Newsday stumped me in the southwest until I used “check” to learn that 62 -Across’s [Police procedure] wasn’t DRAGNET — the only answer that I was oh so sure about! But, seeing DxxxxxT, in a new light, had me seeing DNA TEST immediately. By far, the most delicious puzzle today, ‘cuz I could use “check”.
I remembered Broyard from the Times, too. Indeed, it got me through the corner with ELLISON, where I’d first tried ALLISON after enough crossings. (I also didn’t know AL ROKER) I liked the fill quite a lot, and it didn’t seem to take much forced material for him to get the long ones to work out. True, it’s a little forced to have THE with SWINE FLU, but all is forgiven.
re: WSJ giraffe: The generic name for giraffes is Camelopardus, which means “spotted camel.” Digression: for a time (taxonomic bylaws, long story) most of the so-called big cats were in the genus Leo (Panthera is the currently valid name) and the leopard was classified as Leo pardalis, “spotted lion.” I’m not so sure anyone in their right mind ever thought a camel and leopard could interbreed.
Then again, many once believed that headless humans, with their faces on their torsos, inhabited Tierra del Fuego.
Yesterday was RUFF. Today is SLOUGH. In bridge, a ruff and slough occurs when say East leads a diamond and spades is/are trump.
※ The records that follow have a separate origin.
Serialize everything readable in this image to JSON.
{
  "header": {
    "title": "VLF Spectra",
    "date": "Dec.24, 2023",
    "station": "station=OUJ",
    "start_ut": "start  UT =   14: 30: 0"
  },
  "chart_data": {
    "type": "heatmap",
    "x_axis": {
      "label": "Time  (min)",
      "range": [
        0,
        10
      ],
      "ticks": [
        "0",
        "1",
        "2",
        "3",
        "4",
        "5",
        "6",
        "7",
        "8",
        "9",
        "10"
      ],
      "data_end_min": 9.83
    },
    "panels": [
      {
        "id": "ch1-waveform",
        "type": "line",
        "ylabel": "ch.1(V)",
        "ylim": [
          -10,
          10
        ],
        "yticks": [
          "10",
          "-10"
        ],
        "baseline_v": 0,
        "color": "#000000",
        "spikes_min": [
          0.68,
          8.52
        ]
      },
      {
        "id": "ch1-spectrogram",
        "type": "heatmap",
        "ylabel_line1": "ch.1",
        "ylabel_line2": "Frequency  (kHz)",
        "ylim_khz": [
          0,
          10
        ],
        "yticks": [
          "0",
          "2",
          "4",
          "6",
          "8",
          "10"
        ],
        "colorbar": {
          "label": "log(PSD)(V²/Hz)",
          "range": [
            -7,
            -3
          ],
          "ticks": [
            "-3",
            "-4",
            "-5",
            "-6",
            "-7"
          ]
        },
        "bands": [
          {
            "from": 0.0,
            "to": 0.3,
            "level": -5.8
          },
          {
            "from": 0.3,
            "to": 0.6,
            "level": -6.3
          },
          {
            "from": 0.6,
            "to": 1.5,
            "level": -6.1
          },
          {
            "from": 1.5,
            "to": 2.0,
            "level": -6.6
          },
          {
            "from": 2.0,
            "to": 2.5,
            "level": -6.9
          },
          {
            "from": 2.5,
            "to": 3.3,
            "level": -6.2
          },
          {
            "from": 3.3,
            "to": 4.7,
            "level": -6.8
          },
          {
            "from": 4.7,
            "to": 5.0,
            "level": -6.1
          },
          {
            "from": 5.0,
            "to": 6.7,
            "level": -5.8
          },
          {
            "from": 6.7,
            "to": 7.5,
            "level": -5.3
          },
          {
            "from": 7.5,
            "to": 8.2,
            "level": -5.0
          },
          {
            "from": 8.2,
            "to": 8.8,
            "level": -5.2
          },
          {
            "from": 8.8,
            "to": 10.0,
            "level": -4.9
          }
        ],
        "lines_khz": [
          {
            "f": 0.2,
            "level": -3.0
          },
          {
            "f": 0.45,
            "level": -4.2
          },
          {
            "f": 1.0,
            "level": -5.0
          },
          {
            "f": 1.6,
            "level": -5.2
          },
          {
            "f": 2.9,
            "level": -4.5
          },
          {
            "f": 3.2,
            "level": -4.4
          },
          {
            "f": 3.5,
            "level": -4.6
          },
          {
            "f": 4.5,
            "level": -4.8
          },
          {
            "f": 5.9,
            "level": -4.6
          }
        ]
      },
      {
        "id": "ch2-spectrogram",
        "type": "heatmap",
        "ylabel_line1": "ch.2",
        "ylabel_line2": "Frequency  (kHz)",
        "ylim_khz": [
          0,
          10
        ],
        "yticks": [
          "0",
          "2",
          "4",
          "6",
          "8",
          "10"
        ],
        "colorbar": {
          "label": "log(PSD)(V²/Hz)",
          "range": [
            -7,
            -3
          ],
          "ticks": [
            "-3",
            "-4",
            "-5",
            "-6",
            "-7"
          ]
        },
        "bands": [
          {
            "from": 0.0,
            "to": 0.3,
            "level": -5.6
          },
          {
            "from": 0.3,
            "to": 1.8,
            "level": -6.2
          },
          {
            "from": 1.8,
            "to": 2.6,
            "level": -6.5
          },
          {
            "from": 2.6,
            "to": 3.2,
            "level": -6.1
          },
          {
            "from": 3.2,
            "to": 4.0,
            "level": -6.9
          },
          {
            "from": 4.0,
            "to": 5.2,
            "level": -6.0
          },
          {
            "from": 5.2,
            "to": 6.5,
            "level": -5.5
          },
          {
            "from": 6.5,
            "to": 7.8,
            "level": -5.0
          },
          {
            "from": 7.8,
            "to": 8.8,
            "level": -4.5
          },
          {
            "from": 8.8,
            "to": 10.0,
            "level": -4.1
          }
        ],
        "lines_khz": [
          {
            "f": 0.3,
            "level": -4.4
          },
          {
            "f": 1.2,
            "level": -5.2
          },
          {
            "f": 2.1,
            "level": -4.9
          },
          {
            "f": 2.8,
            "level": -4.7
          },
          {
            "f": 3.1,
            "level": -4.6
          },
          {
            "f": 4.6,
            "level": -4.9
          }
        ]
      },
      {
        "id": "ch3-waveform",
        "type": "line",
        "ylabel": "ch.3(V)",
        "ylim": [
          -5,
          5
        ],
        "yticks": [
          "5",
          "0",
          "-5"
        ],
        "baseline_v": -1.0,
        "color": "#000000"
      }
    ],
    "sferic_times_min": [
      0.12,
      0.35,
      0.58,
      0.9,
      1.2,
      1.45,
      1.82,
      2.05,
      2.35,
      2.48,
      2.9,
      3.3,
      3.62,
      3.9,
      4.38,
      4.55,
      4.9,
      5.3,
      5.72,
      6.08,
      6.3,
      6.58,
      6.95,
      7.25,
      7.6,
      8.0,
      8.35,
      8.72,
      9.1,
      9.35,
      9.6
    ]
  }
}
Neither North nor South has diamonds. South plays a spade (the ruff) and North plays a side suit loser (the slough). Slough in this usage is sometimes spelled sluff.
Steve
But this SLOUGH was the DESPOND related one. I particularly liked the BROYARD clue (I highly recommend his daughter Bliss’s book, ONE DROP), and also the EMERSON/ELLISON entries. And I would defend ET TU in that the clue was fresh and that is to me the important thing. It’s usually clued as a partial.
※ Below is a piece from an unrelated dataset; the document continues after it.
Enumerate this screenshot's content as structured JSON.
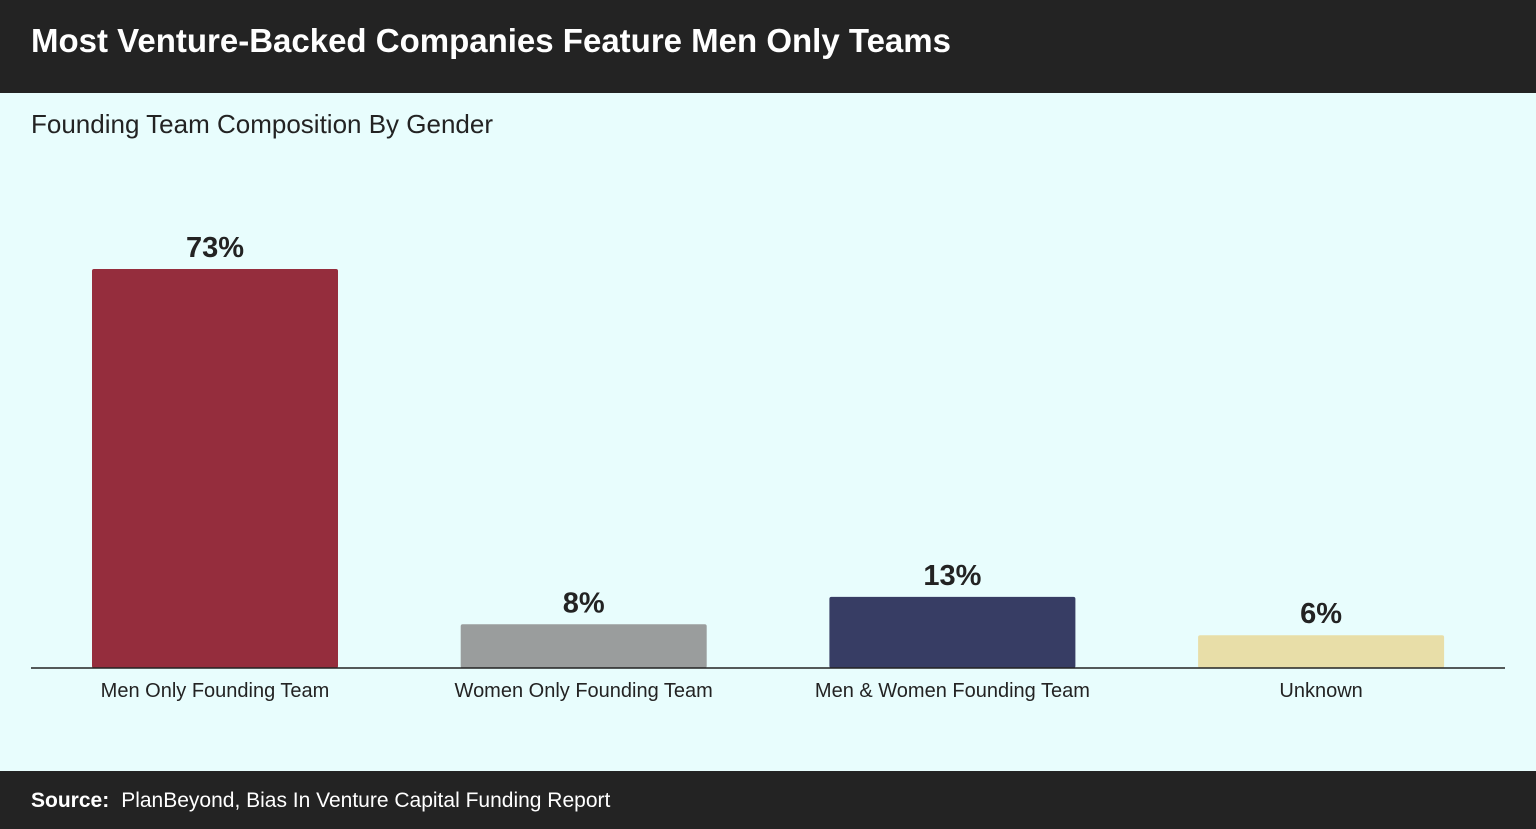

ralph (waldo) ELLISON, author of the great invisible man (not to be confused with the invisible man, a very different book). anyway, the puzzle was unexpected—despite the byline, it wasn’t a stunt construction, and it did have some shiny entries. but the bad fill was both worse and more numerous than i like to see in a themeless.
brad’s puzzle was great. anything with THIS IS SPINAL TAP gets the thumbs-up. liked the stumper, too. BIG IF is a really fun short entry.
kinda puzzled out now after LP4 + saturday puzzles. whew. but … must do janie’s debut!
The “the” in “the swine flu” was very important. I didn’t realize it before. I indirectly understood it from another blogger’s comment, I’m not sure where, sorry. “The swine flu [flew]” is the answer to “when pigs fly” meaning never.
It was in Deb Amlen’s column and in Janie Smulyan’s commentary, so you guys probably all got this already.
So embarrassed–it was Joe Krozel’s puzzle and Joe Krozel’s commentary. Did both puzzles around the same time, both constructors had quotes on Deb’s blog and I jumbled the two.